Report plenary meeting
Actuele vraag over de verruiming van het arrest van het Grondwettelijk Hof met betrekking tot het Grond- en Pandendecreet en de gevolgen hiervan voor de lokale besturen
Report
De heer Ceyssens heeft het woord.
Voorzitter, de Limburgse vlaai in de koffiekamer herinnert me eraan dat ik u nog een gelukkige verjaardag moet wensen.
Minister, vorig jaar ondervroeg ik u in de commissie Wonen nog vrij uitvoerig over de gevolgen van de gedeeltelijke vernietiging van het Grond- en Pandendecreet. U hebt toen geantwoord dat u niet kon antwoorden omdat het Grondwettelijk Hof inderdaad nog een verbeterarrest had aangekondigd, waarvoor begrip. Er was toen inderdaad een onduidelijke situatie door de gedeeltelijke vernietiging, waarbij de compensatiemaatregelen waren vernietigd maar de percentages in bijvoorbeeld artikel 4.1.8 staande bleven.
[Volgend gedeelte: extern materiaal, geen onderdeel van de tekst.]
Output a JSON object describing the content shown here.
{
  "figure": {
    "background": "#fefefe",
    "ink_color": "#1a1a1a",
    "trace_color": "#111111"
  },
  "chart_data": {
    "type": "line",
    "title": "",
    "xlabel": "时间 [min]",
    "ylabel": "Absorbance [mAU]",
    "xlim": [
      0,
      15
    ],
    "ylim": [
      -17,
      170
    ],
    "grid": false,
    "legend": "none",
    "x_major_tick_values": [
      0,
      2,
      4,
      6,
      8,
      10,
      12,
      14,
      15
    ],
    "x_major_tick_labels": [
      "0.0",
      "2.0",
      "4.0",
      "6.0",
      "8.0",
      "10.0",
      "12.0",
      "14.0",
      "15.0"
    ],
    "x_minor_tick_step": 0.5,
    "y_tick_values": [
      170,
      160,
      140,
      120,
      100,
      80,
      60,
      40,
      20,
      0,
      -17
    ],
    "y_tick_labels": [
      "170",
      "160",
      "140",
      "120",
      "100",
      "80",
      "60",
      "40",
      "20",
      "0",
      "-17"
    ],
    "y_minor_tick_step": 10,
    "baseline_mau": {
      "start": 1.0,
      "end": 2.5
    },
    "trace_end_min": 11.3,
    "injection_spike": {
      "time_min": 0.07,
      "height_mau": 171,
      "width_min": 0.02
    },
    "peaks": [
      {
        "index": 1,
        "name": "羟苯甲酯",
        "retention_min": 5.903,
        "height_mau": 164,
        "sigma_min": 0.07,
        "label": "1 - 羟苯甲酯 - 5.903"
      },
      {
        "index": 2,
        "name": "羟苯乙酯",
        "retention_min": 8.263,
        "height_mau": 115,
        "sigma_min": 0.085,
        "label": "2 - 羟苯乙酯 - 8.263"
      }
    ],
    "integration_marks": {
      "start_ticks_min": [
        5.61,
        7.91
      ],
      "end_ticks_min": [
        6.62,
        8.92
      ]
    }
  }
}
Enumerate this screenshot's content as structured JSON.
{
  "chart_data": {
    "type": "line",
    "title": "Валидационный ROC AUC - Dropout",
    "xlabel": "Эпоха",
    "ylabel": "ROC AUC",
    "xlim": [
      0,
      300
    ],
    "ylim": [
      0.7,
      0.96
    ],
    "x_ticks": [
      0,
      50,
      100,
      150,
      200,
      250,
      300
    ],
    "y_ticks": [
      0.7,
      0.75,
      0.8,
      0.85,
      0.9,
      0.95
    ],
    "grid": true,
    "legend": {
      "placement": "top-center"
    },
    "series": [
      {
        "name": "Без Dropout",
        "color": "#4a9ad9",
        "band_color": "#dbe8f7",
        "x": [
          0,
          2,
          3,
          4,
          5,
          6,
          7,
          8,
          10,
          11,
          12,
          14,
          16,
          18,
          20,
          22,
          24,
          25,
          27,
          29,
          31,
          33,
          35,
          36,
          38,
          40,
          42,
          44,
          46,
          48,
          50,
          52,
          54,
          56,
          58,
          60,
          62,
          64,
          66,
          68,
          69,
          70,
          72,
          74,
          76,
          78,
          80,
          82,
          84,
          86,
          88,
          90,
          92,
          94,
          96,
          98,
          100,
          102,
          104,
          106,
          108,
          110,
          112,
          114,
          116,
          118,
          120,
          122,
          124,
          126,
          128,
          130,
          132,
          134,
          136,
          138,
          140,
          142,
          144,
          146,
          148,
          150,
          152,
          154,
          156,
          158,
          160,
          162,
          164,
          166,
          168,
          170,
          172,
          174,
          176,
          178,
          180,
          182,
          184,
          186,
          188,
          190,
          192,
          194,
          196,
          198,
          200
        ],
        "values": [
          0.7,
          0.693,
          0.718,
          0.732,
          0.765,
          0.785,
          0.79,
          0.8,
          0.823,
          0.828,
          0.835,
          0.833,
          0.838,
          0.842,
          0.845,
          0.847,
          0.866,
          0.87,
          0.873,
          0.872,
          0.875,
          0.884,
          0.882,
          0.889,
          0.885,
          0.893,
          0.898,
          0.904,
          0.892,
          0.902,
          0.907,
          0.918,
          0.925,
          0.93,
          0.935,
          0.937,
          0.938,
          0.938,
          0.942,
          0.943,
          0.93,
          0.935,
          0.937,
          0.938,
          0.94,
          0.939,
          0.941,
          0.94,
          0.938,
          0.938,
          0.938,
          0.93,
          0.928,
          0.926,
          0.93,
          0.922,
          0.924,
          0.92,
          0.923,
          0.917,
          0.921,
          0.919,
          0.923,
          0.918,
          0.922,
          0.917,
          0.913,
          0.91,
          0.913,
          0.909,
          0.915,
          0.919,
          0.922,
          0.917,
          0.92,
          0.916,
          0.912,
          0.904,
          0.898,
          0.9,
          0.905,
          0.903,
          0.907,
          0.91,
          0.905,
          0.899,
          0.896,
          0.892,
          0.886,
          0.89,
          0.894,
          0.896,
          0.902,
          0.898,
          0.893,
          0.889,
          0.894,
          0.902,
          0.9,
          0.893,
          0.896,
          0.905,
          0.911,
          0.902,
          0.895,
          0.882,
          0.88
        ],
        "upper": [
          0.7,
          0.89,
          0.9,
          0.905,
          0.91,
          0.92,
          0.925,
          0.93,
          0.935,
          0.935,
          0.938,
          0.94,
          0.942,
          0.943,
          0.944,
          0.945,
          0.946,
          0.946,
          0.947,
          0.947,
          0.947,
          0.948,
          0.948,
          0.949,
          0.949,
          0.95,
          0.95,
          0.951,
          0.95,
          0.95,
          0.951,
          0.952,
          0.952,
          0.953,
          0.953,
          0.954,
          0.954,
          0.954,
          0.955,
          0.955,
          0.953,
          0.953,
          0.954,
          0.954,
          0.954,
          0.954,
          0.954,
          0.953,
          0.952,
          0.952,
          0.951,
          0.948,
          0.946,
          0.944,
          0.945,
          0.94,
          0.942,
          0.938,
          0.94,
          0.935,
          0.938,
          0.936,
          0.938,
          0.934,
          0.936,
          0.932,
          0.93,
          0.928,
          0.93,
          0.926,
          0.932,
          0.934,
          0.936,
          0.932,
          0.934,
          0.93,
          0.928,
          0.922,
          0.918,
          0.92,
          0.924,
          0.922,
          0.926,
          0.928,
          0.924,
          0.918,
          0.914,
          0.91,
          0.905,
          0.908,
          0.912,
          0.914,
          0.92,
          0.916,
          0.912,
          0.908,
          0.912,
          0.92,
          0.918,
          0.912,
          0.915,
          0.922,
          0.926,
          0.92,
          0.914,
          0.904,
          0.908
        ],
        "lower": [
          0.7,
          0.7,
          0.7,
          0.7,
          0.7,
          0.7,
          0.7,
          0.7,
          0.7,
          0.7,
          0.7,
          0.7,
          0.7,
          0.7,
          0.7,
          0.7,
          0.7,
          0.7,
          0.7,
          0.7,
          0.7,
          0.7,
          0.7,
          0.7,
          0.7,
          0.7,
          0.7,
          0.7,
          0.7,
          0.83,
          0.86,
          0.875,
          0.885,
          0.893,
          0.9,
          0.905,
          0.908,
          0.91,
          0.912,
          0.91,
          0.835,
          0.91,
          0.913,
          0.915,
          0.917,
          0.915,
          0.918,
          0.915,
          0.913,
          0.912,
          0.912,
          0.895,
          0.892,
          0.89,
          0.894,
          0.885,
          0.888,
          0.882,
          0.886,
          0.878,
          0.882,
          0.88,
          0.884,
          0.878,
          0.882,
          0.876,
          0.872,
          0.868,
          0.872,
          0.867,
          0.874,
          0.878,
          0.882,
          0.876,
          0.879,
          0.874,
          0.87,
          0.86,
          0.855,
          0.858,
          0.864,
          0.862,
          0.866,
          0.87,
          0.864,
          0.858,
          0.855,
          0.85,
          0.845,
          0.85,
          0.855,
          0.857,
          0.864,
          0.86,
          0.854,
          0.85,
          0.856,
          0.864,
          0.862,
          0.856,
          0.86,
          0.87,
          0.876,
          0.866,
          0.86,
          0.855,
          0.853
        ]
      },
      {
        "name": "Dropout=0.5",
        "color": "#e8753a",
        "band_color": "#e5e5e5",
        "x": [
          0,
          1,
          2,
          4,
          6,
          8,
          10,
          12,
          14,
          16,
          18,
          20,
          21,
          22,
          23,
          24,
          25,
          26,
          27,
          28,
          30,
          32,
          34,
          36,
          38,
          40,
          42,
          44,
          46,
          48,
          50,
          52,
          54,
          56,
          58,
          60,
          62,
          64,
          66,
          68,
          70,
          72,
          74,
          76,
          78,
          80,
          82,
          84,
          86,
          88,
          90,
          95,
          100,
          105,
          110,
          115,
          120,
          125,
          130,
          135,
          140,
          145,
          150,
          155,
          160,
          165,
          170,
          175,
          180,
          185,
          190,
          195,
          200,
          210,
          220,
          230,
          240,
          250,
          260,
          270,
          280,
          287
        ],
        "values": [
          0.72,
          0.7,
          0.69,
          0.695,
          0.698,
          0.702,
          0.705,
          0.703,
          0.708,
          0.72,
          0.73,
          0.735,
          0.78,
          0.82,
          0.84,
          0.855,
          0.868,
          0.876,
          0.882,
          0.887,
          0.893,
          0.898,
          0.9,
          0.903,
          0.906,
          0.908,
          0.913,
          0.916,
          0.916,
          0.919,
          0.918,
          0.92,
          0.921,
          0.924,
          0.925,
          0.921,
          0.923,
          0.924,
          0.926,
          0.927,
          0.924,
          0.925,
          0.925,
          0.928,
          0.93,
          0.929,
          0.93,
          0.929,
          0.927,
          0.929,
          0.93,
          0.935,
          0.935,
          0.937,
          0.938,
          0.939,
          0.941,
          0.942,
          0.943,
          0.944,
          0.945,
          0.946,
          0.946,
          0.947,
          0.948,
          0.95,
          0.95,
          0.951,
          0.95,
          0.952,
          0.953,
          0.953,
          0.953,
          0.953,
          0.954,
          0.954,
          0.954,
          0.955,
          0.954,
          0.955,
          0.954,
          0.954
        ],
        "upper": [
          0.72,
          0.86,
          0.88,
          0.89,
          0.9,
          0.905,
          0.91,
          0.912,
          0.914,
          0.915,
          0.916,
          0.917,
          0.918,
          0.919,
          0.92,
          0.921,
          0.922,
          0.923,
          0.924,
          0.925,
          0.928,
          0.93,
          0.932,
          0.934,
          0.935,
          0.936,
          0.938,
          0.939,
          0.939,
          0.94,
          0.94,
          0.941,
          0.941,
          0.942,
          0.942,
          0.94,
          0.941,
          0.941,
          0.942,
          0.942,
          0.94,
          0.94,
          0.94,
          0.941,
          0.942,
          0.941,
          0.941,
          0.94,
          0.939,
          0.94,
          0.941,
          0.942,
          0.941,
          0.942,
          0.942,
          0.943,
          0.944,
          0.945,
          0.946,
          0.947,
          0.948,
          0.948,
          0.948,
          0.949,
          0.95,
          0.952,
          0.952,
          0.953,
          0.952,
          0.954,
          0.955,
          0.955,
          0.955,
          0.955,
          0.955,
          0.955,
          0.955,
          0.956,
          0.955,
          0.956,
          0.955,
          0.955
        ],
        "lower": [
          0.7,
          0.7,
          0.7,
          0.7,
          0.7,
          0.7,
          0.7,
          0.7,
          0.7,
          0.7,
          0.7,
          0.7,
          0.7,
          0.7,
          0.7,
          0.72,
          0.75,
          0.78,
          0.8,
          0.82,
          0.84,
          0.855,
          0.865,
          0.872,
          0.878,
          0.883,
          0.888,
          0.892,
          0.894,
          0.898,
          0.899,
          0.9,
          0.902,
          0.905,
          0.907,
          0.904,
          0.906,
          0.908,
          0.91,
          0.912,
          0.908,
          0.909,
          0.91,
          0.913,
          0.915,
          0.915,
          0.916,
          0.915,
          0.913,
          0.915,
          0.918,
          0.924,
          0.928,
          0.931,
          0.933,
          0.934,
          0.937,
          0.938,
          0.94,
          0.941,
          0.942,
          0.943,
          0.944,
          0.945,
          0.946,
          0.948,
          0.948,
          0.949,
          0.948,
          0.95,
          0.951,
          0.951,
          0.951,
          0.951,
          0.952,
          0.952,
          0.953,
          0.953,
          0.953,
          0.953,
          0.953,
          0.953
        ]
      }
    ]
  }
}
Minder dan zes dagen later kwam dat verbeterarrest. Nu kunnen we zeggen dat we uit de grijze zone weg zijn. Niet alleen de steunmaatregelen zijn vernietigd, ook artikel 4.1.8 is vernietigd, waarin wordt gezegd dat er 20 tot 40 procent sociale last moet worden gerealiseerd bij publieke gronden en 10 tot 20 procent bij private gronden. Dat is mee vernietigd. Zelfs de passage in de Codex Ruimtelijke Ordening die refereert aan het Grond- en Pandendecreet is vernietigd.
Ik heb daarover een heleboel vragen die ik in een vraag om uitleg heb gegoten voor volgende week. Vandaag mag ik maar één vraag stellen. Minister, nu u het verbeterarrest kent, wat zijn de gevolgen voor onze 308 Vlaamse besturen?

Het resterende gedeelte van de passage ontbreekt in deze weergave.